BigQuery

BigQuery is a serverless cloud data warehouse for running fast SQL on raw, event-level data. In web analytics, it’s where you land hits like pageview, clicks, and purchases, then compute metrics beyond UI limits—think custom funnels, cohorts, and precise conversion rate.
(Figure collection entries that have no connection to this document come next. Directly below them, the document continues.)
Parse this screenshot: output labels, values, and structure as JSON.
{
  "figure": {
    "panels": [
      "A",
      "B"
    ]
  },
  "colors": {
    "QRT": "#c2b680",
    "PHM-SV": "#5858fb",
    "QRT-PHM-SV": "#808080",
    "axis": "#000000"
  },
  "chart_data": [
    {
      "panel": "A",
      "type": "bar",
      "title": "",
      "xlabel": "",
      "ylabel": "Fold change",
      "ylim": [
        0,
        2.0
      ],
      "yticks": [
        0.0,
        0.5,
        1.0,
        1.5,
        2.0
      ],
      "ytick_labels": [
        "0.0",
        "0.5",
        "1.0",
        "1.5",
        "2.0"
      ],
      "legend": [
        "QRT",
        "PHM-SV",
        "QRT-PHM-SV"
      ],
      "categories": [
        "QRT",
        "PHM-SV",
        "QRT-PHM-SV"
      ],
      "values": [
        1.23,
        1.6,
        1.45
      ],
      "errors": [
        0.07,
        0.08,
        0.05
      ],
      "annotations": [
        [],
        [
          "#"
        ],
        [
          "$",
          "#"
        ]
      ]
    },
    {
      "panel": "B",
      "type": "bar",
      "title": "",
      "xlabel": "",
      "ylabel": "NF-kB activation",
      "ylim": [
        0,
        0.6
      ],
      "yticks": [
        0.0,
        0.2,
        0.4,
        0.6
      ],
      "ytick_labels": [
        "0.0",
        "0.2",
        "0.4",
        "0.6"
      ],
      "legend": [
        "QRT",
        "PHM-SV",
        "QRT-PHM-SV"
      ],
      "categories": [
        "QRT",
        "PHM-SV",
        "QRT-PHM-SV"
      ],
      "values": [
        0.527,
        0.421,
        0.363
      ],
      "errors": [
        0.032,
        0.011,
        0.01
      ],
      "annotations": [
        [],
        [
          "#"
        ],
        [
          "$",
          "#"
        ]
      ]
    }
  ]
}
You don’t manage servers or indexes; you design a schema and write SQL. With BigQuery, you can stitch a user across devices, rebuild a session model, or calculate channel LTV using clean event logs and joins.

Why analysts use it

  • Granularity without sampling. Keep raw events for accurate event count, retention, and attribution.
  • SQL-first workflow. If it fits SQL, it fits BigQuery—funnels from hit→pageview→purchase, channel mixes, user stitching.
  • Elastic scale. Terabytes to petabytes with the same endpoint.
  • Ecosystem-friendly. Easy pipelines from your datalayer or a server-side container, plus BI tools on top.

Core concepts (quick map)

ConceptWeb analytics useTip
Dataset / TableStore events like events_*One dataset per product/domain
PartitioningSplit by event dateFilter by date to cut scanned bytes
ClusteringOrder by user_id, source, etc.Speeds user- or channel-centric queries
Materialized ViewsCache KPIs/funnelsGreat for daily dashboards

Cost model (mental model)

You pay for storage and bytes scanned.

  • Query (on-demand): Cost ≈ (Bytes_scanned / 1 TB) × price_per_TB
  • Storage: Monthly_cost ≈ GB_stored × price_per_GB

Two easy wins: SELECT only needed columns and always filter by partitioned dates.

Mini example

Event schema sketch:
event_date DATE, user_id STRING, session_id STRING, event_name STRING, value NUMERIC, source STRING.

With this, you can compute pages-per-session, channel LTV, or deduplicate by user without sampling.